The neat thing is that you don't have to let yourself feel stupid. No one really knows or cares how you feel. It helps to use the five skills constantly in all sorts of situations. That way you soon see them working in one way or another. Confidence develops and you realize you can succeed at virtually anything more than 99% of the time if you just keep at these daily. After a while they become second nature and you do them without any conscious effort. They become habits you always apply automatically, not stressful, not time-consuming, easy to fit in with whatever else you want to do - in a word: EASY!

Hi Dave,
I just attended a presentation this week about the field of "Behavioral Finance." The field studies uncertain financial outcomes (e.g. stock prices) acknowledging that imperfect human responses affect the supposedly rational decisions made by players in financial markets.

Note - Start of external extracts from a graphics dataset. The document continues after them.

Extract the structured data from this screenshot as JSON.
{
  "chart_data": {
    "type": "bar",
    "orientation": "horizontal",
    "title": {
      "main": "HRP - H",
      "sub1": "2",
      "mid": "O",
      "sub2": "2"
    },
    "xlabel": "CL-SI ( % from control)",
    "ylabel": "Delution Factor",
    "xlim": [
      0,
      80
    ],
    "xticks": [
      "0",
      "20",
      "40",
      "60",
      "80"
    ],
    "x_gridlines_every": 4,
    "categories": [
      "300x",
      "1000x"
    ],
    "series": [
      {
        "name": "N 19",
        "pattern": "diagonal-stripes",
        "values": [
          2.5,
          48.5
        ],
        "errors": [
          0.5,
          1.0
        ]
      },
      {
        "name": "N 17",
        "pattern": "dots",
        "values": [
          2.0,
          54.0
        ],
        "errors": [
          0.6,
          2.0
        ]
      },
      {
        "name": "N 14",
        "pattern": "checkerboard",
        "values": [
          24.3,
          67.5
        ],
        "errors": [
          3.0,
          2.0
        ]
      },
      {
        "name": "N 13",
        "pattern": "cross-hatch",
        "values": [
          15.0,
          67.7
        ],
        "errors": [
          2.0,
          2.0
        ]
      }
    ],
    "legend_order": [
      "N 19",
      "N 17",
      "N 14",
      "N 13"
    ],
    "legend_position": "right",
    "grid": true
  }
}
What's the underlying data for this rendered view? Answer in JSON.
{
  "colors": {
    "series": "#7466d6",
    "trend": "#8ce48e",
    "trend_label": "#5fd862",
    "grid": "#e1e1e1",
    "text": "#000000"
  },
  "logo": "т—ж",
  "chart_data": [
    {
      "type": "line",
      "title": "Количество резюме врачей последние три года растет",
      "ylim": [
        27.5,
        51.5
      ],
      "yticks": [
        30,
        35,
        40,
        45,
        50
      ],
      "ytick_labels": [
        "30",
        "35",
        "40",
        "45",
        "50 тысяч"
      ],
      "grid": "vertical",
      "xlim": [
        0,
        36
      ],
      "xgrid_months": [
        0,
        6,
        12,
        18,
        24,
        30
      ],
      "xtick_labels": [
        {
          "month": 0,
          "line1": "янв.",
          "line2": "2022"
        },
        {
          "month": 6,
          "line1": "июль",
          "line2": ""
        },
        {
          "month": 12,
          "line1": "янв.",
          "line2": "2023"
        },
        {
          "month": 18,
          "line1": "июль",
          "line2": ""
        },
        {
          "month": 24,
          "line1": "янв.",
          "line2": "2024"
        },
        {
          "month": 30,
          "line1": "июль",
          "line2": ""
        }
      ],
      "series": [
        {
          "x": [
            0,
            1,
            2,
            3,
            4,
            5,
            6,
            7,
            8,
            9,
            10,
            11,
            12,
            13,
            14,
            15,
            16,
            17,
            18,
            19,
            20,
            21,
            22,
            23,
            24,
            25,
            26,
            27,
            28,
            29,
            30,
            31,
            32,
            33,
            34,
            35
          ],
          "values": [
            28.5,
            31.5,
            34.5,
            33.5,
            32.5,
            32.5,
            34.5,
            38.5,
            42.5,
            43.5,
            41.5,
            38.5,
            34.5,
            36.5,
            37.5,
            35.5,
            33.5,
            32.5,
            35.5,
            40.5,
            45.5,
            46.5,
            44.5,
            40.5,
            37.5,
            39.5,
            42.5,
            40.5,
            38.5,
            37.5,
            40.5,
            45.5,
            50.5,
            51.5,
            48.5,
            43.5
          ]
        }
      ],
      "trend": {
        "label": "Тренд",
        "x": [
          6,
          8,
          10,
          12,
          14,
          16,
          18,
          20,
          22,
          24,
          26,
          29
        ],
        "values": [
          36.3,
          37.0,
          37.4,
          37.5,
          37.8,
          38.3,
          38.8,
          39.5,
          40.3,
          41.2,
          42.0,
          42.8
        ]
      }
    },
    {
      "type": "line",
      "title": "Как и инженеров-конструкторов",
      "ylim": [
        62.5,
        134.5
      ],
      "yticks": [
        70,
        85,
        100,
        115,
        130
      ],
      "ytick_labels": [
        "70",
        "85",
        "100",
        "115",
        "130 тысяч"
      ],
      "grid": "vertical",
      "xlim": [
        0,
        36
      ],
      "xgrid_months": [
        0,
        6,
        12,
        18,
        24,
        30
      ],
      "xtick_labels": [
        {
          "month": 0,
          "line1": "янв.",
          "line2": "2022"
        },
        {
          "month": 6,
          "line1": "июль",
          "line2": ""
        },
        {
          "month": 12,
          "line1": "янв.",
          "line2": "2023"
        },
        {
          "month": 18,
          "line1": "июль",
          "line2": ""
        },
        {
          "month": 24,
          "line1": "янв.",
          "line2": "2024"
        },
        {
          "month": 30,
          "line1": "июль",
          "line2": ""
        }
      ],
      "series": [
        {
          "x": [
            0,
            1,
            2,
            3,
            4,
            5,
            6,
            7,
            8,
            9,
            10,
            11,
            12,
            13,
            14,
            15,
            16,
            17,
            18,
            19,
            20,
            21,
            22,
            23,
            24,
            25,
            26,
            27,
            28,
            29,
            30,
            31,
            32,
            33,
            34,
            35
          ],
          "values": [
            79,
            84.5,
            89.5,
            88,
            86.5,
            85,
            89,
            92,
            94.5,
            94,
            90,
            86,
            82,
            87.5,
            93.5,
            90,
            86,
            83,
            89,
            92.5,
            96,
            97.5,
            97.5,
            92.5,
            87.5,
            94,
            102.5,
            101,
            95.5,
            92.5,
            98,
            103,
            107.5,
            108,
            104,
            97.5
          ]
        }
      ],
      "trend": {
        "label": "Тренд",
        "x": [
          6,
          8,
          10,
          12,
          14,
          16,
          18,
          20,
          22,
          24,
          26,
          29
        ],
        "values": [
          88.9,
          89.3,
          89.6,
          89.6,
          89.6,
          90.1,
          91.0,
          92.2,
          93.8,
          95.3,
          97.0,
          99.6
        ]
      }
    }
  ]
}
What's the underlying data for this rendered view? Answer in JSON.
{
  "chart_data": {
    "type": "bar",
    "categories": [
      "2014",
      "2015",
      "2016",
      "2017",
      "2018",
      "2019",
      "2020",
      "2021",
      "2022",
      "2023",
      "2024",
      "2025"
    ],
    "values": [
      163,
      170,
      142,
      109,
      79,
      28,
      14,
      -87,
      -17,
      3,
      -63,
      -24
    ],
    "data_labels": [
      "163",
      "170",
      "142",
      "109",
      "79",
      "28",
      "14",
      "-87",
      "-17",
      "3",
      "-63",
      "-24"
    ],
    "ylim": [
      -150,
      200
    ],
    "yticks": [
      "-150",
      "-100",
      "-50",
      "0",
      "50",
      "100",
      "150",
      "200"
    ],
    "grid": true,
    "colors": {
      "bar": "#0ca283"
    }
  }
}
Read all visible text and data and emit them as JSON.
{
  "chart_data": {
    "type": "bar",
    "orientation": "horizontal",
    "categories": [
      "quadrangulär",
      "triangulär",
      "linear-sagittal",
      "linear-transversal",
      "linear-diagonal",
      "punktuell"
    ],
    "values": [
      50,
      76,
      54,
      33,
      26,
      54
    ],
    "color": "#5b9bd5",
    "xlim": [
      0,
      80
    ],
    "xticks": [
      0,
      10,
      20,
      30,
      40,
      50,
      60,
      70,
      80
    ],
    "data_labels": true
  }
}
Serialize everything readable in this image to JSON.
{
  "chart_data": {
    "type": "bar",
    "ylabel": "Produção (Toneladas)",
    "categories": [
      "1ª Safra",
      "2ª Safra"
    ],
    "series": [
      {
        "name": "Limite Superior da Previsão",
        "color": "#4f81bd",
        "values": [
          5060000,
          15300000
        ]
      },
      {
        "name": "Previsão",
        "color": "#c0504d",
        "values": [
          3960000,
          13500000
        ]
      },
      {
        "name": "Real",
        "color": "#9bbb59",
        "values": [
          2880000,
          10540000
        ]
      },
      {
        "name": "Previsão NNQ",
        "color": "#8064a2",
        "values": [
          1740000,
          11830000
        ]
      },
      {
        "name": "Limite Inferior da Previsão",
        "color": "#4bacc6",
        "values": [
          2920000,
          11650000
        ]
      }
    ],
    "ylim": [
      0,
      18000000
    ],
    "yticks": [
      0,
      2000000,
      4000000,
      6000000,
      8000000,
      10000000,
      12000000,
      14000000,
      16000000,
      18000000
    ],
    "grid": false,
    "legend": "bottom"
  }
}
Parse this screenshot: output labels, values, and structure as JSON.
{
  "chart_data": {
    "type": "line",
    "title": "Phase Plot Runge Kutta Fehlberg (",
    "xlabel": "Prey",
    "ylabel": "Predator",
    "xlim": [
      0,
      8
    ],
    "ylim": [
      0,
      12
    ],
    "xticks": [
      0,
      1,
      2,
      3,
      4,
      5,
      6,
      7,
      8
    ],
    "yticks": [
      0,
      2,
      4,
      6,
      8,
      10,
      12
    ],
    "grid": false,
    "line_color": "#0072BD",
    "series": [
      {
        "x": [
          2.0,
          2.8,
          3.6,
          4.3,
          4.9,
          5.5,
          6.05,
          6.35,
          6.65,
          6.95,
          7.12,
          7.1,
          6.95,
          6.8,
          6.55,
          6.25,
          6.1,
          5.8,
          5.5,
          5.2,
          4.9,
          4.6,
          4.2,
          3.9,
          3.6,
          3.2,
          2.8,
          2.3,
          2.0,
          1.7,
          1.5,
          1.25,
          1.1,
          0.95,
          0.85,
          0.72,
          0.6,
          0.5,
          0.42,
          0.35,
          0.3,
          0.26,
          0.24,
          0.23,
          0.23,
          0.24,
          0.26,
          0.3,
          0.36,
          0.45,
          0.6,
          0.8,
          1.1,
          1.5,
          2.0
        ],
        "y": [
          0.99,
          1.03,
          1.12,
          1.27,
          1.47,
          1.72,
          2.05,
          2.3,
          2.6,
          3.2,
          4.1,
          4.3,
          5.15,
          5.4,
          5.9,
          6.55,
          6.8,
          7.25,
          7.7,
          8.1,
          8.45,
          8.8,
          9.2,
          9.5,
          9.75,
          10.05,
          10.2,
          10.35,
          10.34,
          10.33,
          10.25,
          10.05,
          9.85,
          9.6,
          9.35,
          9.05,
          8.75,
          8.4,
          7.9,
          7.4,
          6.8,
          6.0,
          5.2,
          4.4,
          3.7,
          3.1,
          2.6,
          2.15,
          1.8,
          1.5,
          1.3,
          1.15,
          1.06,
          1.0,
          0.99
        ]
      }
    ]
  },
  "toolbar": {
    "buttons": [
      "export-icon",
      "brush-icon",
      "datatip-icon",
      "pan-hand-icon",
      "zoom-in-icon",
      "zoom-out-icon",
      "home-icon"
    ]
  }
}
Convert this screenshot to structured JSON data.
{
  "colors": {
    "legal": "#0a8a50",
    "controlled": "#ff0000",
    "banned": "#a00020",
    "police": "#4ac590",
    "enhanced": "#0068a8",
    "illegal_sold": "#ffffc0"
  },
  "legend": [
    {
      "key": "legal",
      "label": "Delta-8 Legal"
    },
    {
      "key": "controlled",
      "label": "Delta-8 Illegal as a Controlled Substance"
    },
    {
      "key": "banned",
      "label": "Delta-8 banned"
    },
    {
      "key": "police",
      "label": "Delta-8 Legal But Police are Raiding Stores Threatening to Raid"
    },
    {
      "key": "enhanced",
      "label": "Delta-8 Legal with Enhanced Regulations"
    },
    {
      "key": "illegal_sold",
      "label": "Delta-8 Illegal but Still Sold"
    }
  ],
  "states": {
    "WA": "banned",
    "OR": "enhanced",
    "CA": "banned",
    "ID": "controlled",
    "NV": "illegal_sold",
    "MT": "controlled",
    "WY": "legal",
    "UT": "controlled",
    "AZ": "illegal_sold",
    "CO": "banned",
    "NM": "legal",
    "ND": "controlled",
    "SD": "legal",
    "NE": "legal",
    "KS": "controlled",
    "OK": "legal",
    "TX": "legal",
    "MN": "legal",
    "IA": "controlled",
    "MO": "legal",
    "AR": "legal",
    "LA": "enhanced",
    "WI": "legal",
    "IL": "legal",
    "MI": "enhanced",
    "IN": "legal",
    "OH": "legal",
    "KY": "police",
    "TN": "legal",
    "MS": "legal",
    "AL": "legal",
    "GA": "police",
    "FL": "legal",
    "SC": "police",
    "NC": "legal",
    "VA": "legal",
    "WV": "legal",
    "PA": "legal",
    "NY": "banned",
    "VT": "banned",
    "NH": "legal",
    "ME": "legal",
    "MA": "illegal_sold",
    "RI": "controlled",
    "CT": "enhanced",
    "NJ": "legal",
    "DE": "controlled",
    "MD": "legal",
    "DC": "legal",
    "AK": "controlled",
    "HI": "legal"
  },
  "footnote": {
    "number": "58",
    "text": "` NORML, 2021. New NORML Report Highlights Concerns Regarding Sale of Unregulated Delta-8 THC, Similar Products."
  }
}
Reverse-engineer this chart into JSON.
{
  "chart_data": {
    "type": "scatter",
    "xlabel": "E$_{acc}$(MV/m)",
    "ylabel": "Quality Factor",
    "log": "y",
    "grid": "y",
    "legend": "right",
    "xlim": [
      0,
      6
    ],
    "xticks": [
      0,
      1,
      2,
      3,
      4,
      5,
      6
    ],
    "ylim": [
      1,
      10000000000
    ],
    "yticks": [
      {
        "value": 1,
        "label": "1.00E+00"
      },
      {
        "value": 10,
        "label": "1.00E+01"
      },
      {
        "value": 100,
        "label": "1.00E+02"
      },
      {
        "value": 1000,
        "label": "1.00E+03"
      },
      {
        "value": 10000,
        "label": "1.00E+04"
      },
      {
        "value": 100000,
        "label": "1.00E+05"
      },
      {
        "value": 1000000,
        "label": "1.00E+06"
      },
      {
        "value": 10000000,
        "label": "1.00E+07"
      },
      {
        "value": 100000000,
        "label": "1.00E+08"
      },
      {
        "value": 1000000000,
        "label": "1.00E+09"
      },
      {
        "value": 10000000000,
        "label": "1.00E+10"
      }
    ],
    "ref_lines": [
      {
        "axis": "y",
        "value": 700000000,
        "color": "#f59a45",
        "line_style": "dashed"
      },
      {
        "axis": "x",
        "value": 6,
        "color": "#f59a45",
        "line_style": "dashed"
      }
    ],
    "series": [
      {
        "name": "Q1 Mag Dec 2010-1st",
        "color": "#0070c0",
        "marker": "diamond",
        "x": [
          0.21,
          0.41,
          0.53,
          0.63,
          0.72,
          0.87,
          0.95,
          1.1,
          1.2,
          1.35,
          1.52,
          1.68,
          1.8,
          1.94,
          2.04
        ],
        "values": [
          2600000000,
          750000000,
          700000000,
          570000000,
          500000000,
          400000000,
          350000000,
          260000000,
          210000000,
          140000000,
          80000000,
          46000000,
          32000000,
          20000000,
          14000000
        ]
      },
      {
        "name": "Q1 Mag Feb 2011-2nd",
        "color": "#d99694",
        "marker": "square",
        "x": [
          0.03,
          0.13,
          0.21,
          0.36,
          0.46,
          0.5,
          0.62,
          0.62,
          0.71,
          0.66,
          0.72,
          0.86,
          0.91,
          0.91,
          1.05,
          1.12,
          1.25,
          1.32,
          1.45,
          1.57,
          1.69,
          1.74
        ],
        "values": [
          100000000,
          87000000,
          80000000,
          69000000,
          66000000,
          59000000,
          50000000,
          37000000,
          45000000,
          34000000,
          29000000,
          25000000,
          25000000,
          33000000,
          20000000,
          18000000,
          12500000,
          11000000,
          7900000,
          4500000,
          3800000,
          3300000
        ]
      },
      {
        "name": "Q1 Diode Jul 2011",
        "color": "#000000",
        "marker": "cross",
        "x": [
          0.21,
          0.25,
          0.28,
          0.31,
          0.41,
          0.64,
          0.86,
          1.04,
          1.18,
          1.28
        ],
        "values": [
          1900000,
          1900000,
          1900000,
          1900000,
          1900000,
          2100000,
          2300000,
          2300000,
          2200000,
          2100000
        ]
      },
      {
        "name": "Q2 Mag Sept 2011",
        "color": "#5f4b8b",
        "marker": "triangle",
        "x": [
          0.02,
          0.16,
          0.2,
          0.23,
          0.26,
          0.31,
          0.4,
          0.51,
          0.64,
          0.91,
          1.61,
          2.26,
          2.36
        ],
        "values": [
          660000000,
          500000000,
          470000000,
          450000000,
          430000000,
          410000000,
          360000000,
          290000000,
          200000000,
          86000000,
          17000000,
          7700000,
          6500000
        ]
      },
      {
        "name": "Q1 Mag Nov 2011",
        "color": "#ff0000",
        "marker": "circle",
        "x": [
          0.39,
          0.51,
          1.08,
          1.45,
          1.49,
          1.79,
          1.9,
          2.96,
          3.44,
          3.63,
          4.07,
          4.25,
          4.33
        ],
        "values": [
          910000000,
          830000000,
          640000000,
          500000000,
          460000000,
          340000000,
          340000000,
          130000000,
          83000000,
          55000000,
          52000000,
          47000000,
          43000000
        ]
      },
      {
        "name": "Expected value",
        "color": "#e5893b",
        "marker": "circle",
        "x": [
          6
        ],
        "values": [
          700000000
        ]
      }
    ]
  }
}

While the field addresses financial decisions, it appears to apply also to broader decisions made under uncertainty. An example of such a decision under uncertainty is a teacher's decision to persist in looking for a business-managerial job, while getting mixed or discouraging feedback.
According to Behavioral Finance, it is very difficult for humans to arrive at an unbiased assessment of what their "results" to date mean in terms of their prospects, where the results were the outcome of an uncertain process. Where the job-seeker is abruptly rejected by a prospective employer, the job-seeker may be discouraged from trying other potential employers - even where the rude rebuff was due to nothing more than the prospective employer having a bad day.
Several tendencies (going under such terms as "anchoring," "framing," "mental accounting," and "regret avoidance") lead people to reach biased conclusions about the prospects for success of an endeavour.
Even if the individual is able to arrive at an unbiased view of their chances for success, there is another obstacle. Humans have difficulty making decisions in the face of uncertainty. Even if successes outnumber failures 99 to 1, the individual must decide to proceed knowing there is a chance of failure.
Perhaps being aware of our human limitations in
1. assessing our prospects, and
2. decision making in light of these prospects
can help in moving forward in the face of uncertainty.
Posted by: Craig Allen | November 15, 2007 at 07:01 PM
Definitely similar issues, Craig. I think you're exactly right that the more we realize how we might react in uncertain situations, the more we'd be in a position to think through our reactions and balance them with what we logically want to do rather than be completely swayed by feelings. Building confidence by seeing past instances where you stuck it out through uncertainty and ultimately succeeded helps a lot, too.